Brüssel - Bundesfinanzminister Hans Eichel hat während des Rates der 15 EU-Finanzminister bestätigt, dass das deutsche Haushaltsdefizit im laufenden Jahr über drei Prozent des Bruttoinlandsprodukts (BIP) liegen wird. Für das nächste Jahr seien jedoch Anpassungsmaßnahmen geplant, die die Neuverschuldung unter die im Vertrag von Maastricht festgeschriebene Marke drücken würden, erklärte der Minister.
«Eines ist klar: Wir müssen ordentlich etwas tun, um nächstes Jahr unter drei Prozent zu kommen», sagte Eichel. Sollte das gelingen, drohten Deutschland keine Sanktionen. Bußgelder werden in der EU nur gegen Wiederholungstäter verhängt. In jedem Fall wolle Berlin sowohl am Stabilitätspakt wie auch am Ziel eines ausgeglichenen Haushalts bis 2006 festhalten, sagte der Minister. Nicht bestätigen wollte er die am Dienstag aus Kreisen der EU-Kommission verbreitete Zahl von 3,7 Prozent Neuverschuldung für 2002.

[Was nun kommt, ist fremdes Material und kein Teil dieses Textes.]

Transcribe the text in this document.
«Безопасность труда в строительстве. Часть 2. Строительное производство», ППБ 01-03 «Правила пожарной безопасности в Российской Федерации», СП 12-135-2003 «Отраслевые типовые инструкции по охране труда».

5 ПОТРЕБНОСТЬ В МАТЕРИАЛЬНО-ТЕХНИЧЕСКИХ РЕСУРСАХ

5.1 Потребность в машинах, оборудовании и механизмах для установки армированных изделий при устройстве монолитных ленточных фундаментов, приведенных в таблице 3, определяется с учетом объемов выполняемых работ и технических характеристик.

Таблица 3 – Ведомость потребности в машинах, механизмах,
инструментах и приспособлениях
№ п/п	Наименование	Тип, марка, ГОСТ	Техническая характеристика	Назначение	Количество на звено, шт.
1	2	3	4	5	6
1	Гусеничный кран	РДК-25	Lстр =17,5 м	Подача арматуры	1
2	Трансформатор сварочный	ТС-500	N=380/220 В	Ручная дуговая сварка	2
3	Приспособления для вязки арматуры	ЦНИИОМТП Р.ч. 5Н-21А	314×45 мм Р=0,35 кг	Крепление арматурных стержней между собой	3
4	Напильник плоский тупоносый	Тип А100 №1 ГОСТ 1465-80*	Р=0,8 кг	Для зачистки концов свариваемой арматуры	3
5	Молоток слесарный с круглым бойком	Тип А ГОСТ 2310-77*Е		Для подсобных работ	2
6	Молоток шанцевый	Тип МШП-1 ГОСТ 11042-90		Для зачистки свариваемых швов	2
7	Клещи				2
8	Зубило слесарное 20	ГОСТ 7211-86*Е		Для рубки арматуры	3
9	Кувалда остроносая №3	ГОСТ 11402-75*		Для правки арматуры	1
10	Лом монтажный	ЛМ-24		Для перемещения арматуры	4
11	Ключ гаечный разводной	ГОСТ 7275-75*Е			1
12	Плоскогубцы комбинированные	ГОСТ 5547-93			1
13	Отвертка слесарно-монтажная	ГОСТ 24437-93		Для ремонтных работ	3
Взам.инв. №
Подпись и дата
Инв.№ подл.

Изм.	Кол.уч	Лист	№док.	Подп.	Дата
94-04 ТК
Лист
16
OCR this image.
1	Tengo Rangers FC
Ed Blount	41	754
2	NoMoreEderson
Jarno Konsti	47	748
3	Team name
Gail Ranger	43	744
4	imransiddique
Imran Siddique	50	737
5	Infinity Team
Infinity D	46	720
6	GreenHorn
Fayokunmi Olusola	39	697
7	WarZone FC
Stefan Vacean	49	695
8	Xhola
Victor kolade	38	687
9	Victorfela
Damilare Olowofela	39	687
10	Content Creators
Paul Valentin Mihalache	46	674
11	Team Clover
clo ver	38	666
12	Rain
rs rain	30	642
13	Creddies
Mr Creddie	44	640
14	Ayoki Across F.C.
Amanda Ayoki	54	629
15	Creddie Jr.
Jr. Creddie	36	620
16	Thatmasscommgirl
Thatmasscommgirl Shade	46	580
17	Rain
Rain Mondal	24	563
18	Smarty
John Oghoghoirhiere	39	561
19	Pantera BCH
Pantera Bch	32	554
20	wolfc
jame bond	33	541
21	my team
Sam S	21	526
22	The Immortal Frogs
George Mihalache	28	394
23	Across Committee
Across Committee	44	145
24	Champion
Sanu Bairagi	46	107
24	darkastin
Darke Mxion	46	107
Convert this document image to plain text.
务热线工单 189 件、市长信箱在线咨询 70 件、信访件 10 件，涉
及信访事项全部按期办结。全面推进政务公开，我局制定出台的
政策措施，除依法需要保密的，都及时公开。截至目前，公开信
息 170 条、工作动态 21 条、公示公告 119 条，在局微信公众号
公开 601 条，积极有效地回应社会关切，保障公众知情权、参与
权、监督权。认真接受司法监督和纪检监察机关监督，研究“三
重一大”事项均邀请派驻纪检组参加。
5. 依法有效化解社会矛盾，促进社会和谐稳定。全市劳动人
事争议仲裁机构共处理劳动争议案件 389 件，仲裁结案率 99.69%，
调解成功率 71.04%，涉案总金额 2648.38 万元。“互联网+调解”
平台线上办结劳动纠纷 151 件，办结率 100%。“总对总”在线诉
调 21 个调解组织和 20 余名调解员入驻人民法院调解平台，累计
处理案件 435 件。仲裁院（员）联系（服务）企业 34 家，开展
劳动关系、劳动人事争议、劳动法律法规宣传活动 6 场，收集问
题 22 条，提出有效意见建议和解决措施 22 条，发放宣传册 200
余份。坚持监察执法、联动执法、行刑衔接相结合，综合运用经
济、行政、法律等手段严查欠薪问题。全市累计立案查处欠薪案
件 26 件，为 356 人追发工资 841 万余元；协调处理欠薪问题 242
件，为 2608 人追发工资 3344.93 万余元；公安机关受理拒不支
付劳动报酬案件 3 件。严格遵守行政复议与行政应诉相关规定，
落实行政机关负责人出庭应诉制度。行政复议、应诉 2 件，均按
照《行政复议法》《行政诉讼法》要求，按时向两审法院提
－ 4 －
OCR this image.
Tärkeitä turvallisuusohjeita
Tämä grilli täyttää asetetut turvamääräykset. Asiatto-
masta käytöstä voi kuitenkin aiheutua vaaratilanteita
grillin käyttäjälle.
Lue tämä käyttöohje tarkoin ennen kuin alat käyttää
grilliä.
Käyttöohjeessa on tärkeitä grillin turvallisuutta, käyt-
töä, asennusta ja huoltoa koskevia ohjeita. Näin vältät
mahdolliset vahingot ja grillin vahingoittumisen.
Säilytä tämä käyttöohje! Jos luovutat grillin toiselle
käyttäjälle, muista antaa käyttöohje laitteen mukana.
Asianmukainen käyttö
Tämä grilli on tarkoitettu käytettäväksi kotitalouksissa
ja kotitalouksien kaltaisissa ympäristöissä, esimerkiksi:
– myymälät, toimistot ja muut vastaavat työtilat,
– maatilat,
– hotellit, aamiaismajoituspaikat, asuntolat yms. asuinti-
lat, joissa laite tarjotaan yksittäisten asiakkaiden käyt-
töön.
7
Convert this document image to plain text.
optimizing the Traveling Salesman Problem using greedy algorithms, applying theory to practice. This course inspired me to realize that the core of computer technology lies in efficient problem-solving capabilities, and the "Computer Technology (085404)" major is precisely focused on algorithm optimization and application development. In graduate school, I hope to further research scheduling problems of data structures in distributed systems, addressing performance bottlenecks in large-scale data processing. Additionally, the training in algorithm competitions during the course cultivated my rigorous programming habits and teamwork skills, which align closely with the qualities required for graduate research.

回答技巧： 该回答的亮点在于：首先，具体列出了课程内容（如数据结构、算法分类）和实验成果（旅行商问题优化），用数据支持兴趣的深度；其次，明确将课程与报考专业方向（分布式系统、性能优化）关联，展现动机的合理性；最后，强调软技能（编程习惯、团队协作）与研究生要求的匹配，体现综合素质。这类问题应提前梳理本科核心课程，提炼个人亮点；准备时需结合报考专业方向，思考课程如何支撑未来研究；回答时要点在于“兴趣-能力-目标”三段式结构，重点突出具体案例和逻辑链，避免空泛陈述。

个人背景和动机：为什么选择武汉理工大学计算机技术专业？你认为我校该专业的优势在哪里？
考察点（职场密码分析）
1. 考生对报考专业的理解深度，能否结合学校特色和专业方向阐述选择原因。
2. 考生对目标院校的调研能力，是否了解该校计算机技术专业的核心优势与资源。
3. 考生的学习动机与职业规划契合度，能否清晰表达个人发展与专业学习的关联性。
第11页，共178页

Kommissionsschätzungen hatten sich auch für das deutsche Defizit im kommenden Jahr wenig optimistisch gezeigt und ein Minus von 3,2 Prozent des BIP genannt - allerdings ohne Berücksichtigung des Sparprogramms. In der kommenden Woche will die Behörde ihre offizielle Herbstprognose vorlegen.
Am Dienstag leiteten die EU-Finanzminister offiziell ein Defizitverfahren gegen Portugal ein. Die Kommission hatte das Verfahren bereits im Sommer in Gang gesetzt, nachdem Lissabon zugegeben hatte, die Neuverschuldung für 2001 liege nicht wie geschätzt bei 2,4, sondern bei 4,1 Prozent des Bruttoinlandsproduktes.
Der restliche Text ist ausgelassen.